Così, mentre la notizia (falsa) che Nostradamus avesse previsto gli attacchi a Parigi può stupire, la notizia (falsa) che un dirigente scolastico avrebbe vietato il crocefisso nella scuola può indignare, ci sono notizie bufala che possono gettare benzina su incandescenti questioni di fondamentale importanza, come la guerra in medio-oriente, Isis e immigrazione.

Come si fa, allora, a smascherare una bufala?

Per smascherare una bufala potrebbero essere sufficienti le più normali accortezze dettate dal buon senso.

E’ importante, prima di dare per vera una notizia e quindi condividerla (sul web ma anche nella vita reale), porsi queste domande:

  1. Chi ha pubblicato la notizia?
    Una testata giornalistica o una pagina d’ informazione conosciuta e che normalmente genera contenuti attendibili?
    La pagina di “Repubblica” è, in linea di massima, più attendibile di un’ignota www.pincopallino.it.
  2. Chi l’ha condivisa?
    E’ una pagina/persona/organizzazione affidabile, esperta nell’argomento di cui tratta la notizia?
  3. Sono citate delle fonti? Quante? Sono attendibili?
    Parlare di un medicinale inutile o dannoso e citare come fonte l’O.M.S. può essere sintomo di affidabilità di una notizia. Citare il blog di un opinionista no.
  4. Qualcuno ha già confutato la notizia?
    Un altro sito o un esperto dell’argomento ha detto la sua riguardo alla notizia, motivando la sua opinione e apportando valide fonti?
  5. La notizia è plausibile?
    Certo, con gli enormi progressi della tecnologia e della medicina, la linea tra credibile e incredibile è molto sottile, ma di un gattino che cresce in una bottiglia di vetro si può senza sforzo dubitare, no?

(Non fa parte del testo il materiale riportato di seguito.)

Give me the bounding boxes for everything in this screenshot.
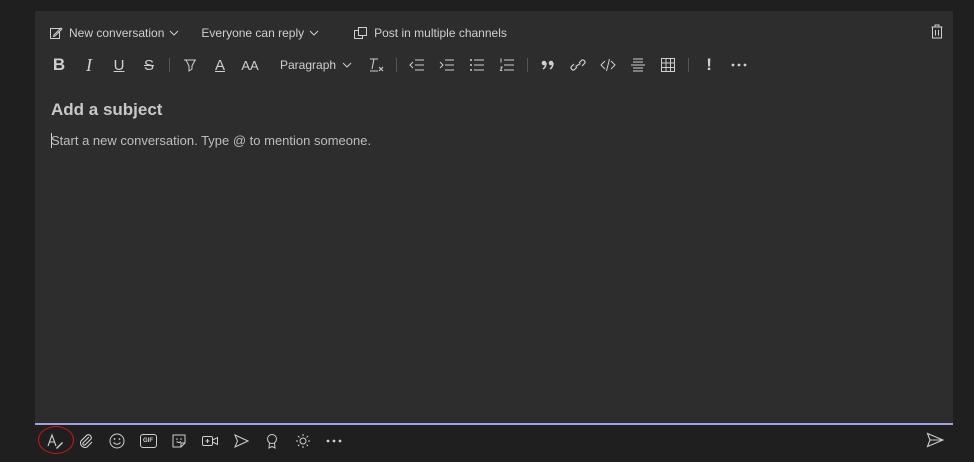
link-icon	[570, 58, 586, 72]
compose-actions-toolbar: GIF	[44, 430, 354, 452]
attach-file-button[interactable]	[75, 430, 97, 452]
quote-icon	[541, 60, 555, 70]
highlight-button[interactable]	[180, 54, 200, 76]
emoji-button[interactable]	[106, 430, 128, 452]
trash-icon	[931, 24, 943, 39]
more-options-button[interactable]	[729, 54, 749, 76]
chevron-down-icon	[342, 62, 352, 68]
badge-icon	[265, 433, 279, 449]
highlighter-icon	[182, 57, 198, 73]
toolbar-divider	[688, 58, 690, 72]
praise-highlights-button[interactable]	[292, 430, 314, 452]
chevron-down-icon	[309, 30, 325, 36]
send-icon	[926, 431, 944, 449]
gif-button[interactable]: GIF	[137, 430, 159, 452]
sticker-button[interactable]	[168, 430, 190, 452]
format-pen-icon	[46, 432, 64, 450]
stream-button[interactable]	[230, 430, 252, 452]
underline-button[interactable]: U	[109, 54, 129, 76]
increase-indent-button[interactable]	[437, 54, 457, 76]
reply-setting-dropdown[interactable]: Everyone can reply	[201, 26, 325, 40]
gif-icon: GIF	[139, 434, 157, 448]
body-placeholder: Start a new conversation. Type @ to ment…	[51, 133, 372, 148]
numbered-list-icon	[499, 58, 515, 72]
edit-icon	[49, 26, 69, 40]
post-multiple-label: Post in multiple channels	[374, 26, 507, 40]
toolbar-divider	[527, 58, 529, 72]
reply-setting-label: Everyone can reply	[201, 26, 305, 40]
new-conversation-dropdown[interactable]: New conversation	[49, 26, 185, 40]
compose-focus-underline	[35, 423, 953, 425]
strikethrough-button[interactable]: S	[139, 54, 159, 76]
format-toolbar: B I U S A AA Paragraph !	[49, 54, 759, 76]
more-icon	[731, 63, 747, 67]
outdent-icon	[409, 58, 425, 72]
table-icon	[660, 57, 676, 73]
compose-panel: New conversation Everyone can reply Post…	[35, 11, 953, 423]
code-icon	[600, 58, 616, 72]
paperclip-icon	[78, 433, 94, 449]
more-icon	[326, 439, 342, 443]
stream-play-icon	[233, 433, 249, 449]
sun-icon	[295, 433, 311, 449]
emoji-icon	[109, 433, 125, 449]
indent-icon	[439, 58, 455, 72]
post-multiple-channels-button[interactable]: Post in multiple channels	[353, 26, 507, 40]
horizontal-rule-button[interactable]	[628, 54, 648, 76]
send-button[interactable]	[926, 431, 944, 449]
horizontal-rule-icon	[630, 57, 646, 73]
toolbar-divider	[169, 58, 170, 72]
decrease-indent-button[interactable]	[407, 54, 427, 76]
paragraph-label: Paragraph	[280, 58, 337, 72]
bullet-list-icon	[469, 58, 485, 72]
chevron-down-icon	[169, 30, 185, 36]
clear-format-icon	[368, 57, 384, 73]
numbered-list-button[interactable]	[497, 54, 517, 76]
bold-button[interactable]: B	[49, 54, 69, 76]
copy-icon	[353, 26, 374, 40]
font-size-button[interactable]: AA	[240, 54, 260, 76]
toolbar-divider	[396, 58, 398, 72]
clear-formatting-button[interactable]	[366, 54, 386, 76]
insert-table-button[interactable]	[658, 54, 678, 76]
discard-button[interactable]	[931, 24, 943, 39]
message-body-field[interactable]: Start a new conversation. Type @ to ment…	[51, 133, 371, 148]
compose-header: New conversation Everyone can reply Post…	[49, 23, 523, 43]
praise-button[interactable]	[261, 430, 283, 452]
video-camera-icon	[201, 433, 219, 449]
bulleted-list-button[interactable]	[467, 54, 487, 76]
code-snippet-button[interactable]	[598, 54, 618, 76]
font-color-button[interactable]: A	[210, 54, 230, 76]
meet-now-button[interactable]	[199, 430, 221, 452]
new-conversation-label: New conversation	[69, 26, 165, 40]
mark-important-button[interactable]: !	[699, 54, 719, 76]
italic-button[interactable]: I	[79, 54, 99, 76]
subject-field[interactable]: Add a subject	[51, 100, 162, 120]
sticker-icon	[171, 433, 187, 449]
format-button[interactable]	[44, 430, 66, 452]
paragraph-style-dropdown[interactable]: Paragraph	[280, 58, 352, 72]
quote-button[interactable]	[538, 54, 558, 76]
messaging-extensions-button[interactable]	[323, 430, 345, 452]
insert-link-button[interactable]	[568, 54, 588, 76]
gif-label: GIF	[143, 438, 153, 444]
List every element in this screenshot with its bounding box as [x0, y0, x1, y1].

Questa è una lista ovviamente non esaustiva, ma che affiancata ad una buona dose di intelligenza critica e di buon senso può evitare la diffusione ( se non la nascita) di una bufala che potrebbe avere effetti pericolosi.

Fortunatamente, di pari passo alla nascita di nuove e sempre più fantasiose bufale, sono nati anche siti e pagine social che mirano smascherare le notizie fasulle che girano in rete. Ne sono un esempio pagine come Bufale un tanto al chilo e Bufale.net, ormai da anni in prima linea nell’agguerrita battaglia contro bufale e clickbait.